A former Israel Defense Forces officer is determined to enrich the diet of the combat soldiers he once trained by revolutionizing the recipe for traditional Ethiopian flatbread he ate at home growing up.
Injera is a spongy, slightly sour flatbread made from the seeds of teff grass, a staple in the Ethiopian and Eritrean diet and native to both countries. It is eaten as a main meal and as an accompaniment to traditional dishes in both countries.
Teff grain is gluten-free and considered a superfood, due to its high iron and fiber content, as well as large amounts of minerals such as calcium, copper and zinc. Because it contains all of the essential amino acids the human body needs for cell growth, it is also classed as a complete protein.
But making the flatbread takes up to three days, due to a lengthy fermentation process that occurs when teff flour is mixed with water and left to stand.
And for Daniel Ishta, the amount of preparation time was an obstacle he had to overcome in his mission to get the flatbread into the hands – and the bellies – of the troops.
“In the army, you only eat garbage,” he tells NoCamels. Soldiers in the special forces and Air Force get better food and more of it, he says, which ironically should go to the combat troops who need it more and whose rations are considerably smaller.
“It made me feel both uncomfortable and that something logistically was not working properly, because it cannot be that the soldiers who most need the food are getting the least and the worst of it,” he says.
Ishta left the military after a number of years of professional service with the rank of captain. It was during his time training combat troops, he says, that he acquired extensive knowledge of food and nutrition.
Upon leaving the army, he decided to start making the traditional Ethiopian food he had eaten at home as a child.
“I grew up in an Ethiopian home and I wanted to eat Ethiopian food,” says Ishta, who arrived in Israel with his family at the age of three.
It was then that he was startled to discover that some recipes – including that for injera – can take days to prepare.
“I realized that it was complicated, impossible,” he says, marveling that the preparation methods for such a staple of the Ethiopian diet had never been modernized and improved.
On a trip to the Netherlands several years ago, he approached local Ethiopian and Eritrean restaurants to see if they had come up with a novel, faster way of making injera.
But one of the restaurant owners told him that there was “no choice” but to make the flatbreads using the old, slow method.
The restaurateur also told Ishta that the local Ethiopian and Eritrean communities made their own traditional meals at home and his client base was actually Asian and European diners.
“Eighty percent of the customers were neither Ethiopian nor Eritrean,” Ishta says, pointing out that there really is a broad market for the traditional dishes, including the flatbread.
Sign up for our free weekly newsletter
SubscribeIshta returned to Israel determined to develop a way to make instant injera that people could make for themselves at home on the griddle in order to enjoy the nutritional benefits of the bread.
“In countries where there is starvation or war, like Ukraine, people can eat injera and get enough nutrition for the body to survive,” Ishta says.
In fact, he argues, Ethiopian athletes are so successful partly because of the nutrient-rich diet they enjoy.
Back in Israel, Ishta established Top Teff in 2019 with co-founder Ronen Har-Nof of the Weizmann Institute of Science, and found a way to engineer a unique powdered formula from teff that when added to water makes injera within moments – without the three-day fermentation period.
The formula is the company’s “industrial secret,” Ishta says.
He explains that the powder can come in multiple flavors to create a versatile bread, and compares the ease with which the injera powder is used to the capsules that make coffee at home.
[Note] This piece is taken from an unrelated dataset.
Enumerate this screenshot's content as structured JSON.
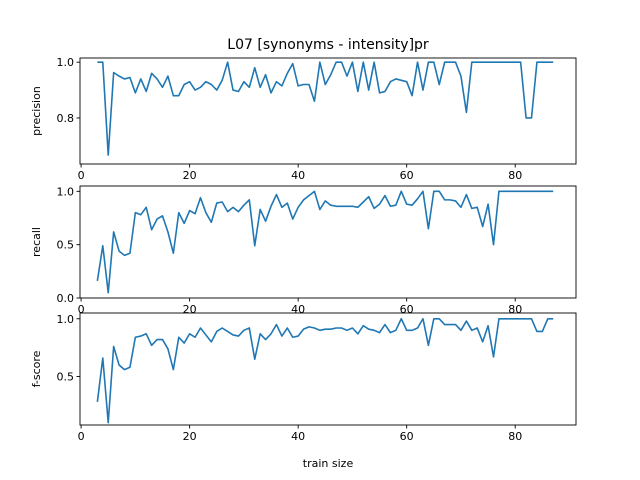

While once only found in Ethiopia and Eritrea, teff is today grown in the US, the Netherlands and South Africa. This, Ishta says, also shows that there is a demand for the grain and the foods made with it.
The company says that the global market for teff grew by more than 15 percent between 2018 and 2022 and its annual export from Ethiopia is currently worth around $15 million.
“It is like the Italians bringing pizza and the Mexicans bringing tacos to the United States,” he says. In fact, he explains, you can make both out of injera.
Top Teff was part of an acceleration program run by 8200 Impact, an organization founded by alumni of the Israel Defense Forces’ 8200 cyber intelligence unit, which works with startups offering solutions to social and environmental problems.
The startup is also in talks with several food companies in Israel to produce the teff powder on a large scale, something which Ishta says his tiny bootstrapped startup would struggle to finance. He is also eyeing the European market.
“I want to make a quality product,” he says.
In the meantime, he has realized his dream of making food for his former brothers in arms, with the help of supporters such as Israeli-American activist Shoshanna Keats Jaskoll and strategic advisor and angel investor Justine Zwerling.
“It’s market research,” he says. “People love it.”